Firefly Aerospace’s Alpha rocket ready for first launch
COLORADO SPRINGS – Firefly Aerospace is set to make its first orbital launch attempt next week as the company balances a transition to operations with plans to develop new rockets and spacecraft.
Firefly announced on August 19 that it had set a date of September 2 for the first launch of its Alpha rocket from Vandenberg Space Force base in California. The announcement came a day after the small pitcher successfully completed a 15-second static firing test on the Vandenberg platform.
In an interview at the 36th Space Symposium here on August 24, Tom Markusic, Managing Director of Firefly, said the only step left before the planned launch was to finalize the documents. “The static fire test was perfect,” he said. “If we had let the rocket go, it would have flown. All the data is superb.
The company has extensively tested this rocket, including nearly 20 hot fire tests. “This vehicle has definitely been put to the test,” he said. “We are ready to go. “
The rocket could have been ready sooner without the delayed delivery of a necessary component to its flight termination system. Markusic declined to identify the specific component or its supplier, but said it was one of the few major components that the company had not developed in-house.

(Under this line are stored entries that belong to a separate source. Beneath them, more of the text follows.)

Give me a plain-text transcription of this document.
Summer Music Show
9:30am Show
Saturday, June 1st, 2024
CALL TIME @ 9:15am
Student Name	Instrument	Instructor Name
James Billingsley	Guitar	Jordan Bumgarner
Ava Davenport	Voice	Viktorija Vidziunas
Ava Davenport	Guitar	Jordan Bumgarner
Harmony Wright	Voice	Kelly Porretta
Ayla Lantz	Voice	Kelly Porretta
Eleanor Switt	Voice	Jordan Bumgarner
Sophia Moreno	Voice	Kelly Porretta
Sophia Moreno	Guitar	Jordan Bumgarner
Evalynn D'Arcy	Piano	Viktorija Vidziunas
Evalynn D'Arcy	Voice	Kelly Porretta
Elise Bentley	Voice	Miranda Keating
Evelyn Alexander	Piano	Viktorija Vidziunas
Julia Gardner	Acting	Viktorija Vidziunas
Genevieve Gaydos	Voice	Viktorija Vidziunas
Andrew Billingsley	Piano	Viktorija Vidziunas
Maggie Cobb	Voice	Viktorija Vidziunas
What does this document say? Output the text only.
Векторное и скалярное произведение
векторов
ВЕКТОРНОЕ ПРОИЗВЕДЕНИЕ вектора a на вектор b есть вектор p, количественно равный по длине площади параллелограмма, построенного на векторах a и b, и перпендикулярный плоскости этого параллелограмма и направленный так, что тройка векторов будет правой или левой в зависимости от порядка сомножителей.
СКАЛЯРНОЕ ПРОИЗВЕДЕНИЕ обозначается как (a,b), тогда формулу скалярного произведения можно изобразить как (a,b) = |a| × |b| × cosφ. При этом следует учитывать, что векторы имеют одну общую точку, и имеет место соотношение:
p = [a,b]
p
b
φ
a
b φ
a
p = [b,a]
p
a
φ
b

“The supplier was unable to get the components qualified and delivered on time,” he said. “We are a year behind on this flight termination system. “
Alpha’s inaugural launch will carry a payload called the Research and Education Acceleration Mission (DREAM), a Firefly initiative to provide a free launch for academic and other private payloads. The launch will also test components of an orbital transfer vehicle the company is developing, called the Space Utility Vehicle.
If the first launch is successful, Markusic said a second Alpha will be ready to launch as early as December with a commercial payload. However, he acknowledged that the first launch of a new vehicle carries a higher risk of failure.
“It is not uncommon to have an anomaly on the first flight and then, depending on the severity of the anomaly, it can take several weeks to several months” to correct the problem, he said. “Alpha is a fairly straightforward rocket design, so whatever problem we may have, we believe it’s something that can be fixed relatively quickly.”
A successful launch would create a different set of challenges as Firefly moves from development to operations. “The transition from R&D to production is going to be very difficult,” said Markusic.
Firefly announced on August 17 that it has hired a new COO, Lauren Lyons, who previously worked at SpaceX and Blue Origin. “It will focus on building the infrastructure and the ability to move to full-scale production while maintaining and expanding this core hardware development capability for new vehicles,” he said. declared. “You have to have both. “
Markusic said he will focus more on developing new vehicles, including a mid-class launcher called Beta as well as the Space Utility Vehicle and the Blue Ghost lunar lander. He said Firefly recently completed a concept design for Beta, which the company plans to develop over the next three years.
Firefly is also entering the components business, starting by offering the engines it developed for Alpha to other customers. Markusic said Firefly has a contract to deliver around 50 engines to an unidentified company developing its own launcher.
It’s a break from the approach most companies have taken to be as vertically integrated as possible. “If you really want to achieve economies of scale, the more you can earn, the better,” he said.
This component business will extend to other items, such as composite overpack pressure vessels. “We have bigger aspirations to have a large-scale presence in e-commerce,” he said. “The dream is to point and click and have a rocket engine the next day.”